The question is to find the number of solutions of the equation $e^{\sin x+\cos x}=x^2+x+1$
To which I simplified to $\sin x+\cos x=\ln(x^2+x+1)$
I can graph $\sin x+\cos x$ quite easily. But I struggle in graphing $\ln(x^2+x+1)$
If a method could be given to graph such a function that would be highly appreciated.
The red graph is that of $\ln(x^2+x+1)$, and the blue graph (easy to draw) is for $\sin x + \cos x$. How to draw $f(x) = \ln(x^2+x+1)$? Let's see.
I would start by noticing $f(0)=0$. Then I would find $$f'(x) = \frac{2x+1}{x^2+x+1}$$
Note that $x^2+x+1 = (x+0.5)^2 + 0.75 > 0$ for all $x\in\mathbb{R}$. So the sign of $f'(x)$ is determined by the sign of $2x+1$. $f'(x)>0$ for $x>-0.5$, $f'(x) = 0$ for $x=-0.5$ and negative otherwise. We deduce that $x=-0.5$ is a point of local minima for $f(x)$ and $f(x)$ strictly increases for $x>-0.5$ (and strictly decreases for $x<-0.5$). All that remains is to find $f(-0.5)$ which I'm sure you can do.

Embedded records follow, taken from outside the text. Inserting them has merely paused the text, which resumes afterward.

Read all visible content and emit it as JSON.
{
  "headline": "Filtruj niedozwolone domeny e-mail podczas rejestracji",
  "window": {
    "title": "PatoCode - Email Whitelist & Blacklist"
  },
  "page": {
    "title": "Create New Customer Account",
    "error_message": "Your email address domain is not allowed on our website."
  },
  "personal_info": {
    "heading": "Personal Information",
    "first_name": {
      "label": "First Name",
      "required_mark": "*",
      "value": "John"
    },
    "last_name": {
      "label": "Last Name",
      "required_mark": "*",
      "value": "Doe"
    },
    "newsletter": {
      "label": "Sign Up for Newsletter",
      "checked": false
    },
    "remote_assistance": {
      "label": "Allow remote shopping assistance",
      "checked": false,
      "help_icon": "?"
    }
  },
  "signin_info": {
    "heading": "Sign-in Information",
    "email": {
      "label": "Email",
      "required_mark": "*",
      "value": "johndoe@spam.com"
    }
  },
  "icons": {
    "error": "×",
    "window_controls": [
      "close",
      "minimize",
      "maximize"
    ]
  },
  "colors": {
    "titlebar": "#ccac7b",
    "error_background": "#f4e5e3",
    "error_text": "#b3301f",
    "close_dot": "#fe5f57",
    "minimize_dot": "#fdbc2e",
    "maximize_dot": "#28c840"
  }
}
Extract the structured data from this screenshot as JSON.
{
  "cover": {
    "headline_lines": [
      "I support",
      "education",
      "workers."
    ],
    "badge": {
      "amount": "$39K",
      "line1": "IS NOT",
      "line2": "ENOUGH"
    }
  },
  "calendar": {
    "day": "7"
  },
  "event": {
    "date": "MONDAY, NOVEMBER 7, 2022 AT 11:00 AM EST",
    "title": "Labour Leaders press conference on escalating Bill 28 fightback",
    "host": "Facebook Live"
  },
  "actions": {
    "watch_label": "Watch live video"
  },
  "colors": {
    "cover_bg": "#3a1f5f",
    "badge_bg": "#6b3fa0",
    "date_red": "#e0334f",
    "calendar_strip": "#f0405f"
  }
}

In the end, you get the graph below and exactly two solutions for the equation.
P.S.
It is worth noting that $g(x) = \ln x$ is an increasing function, so it would actually be enough to study the monotonicity of $h(x) = x^2+x+1$ to draw the graph of $f(x) = g(h(x))$. I hope you can see why.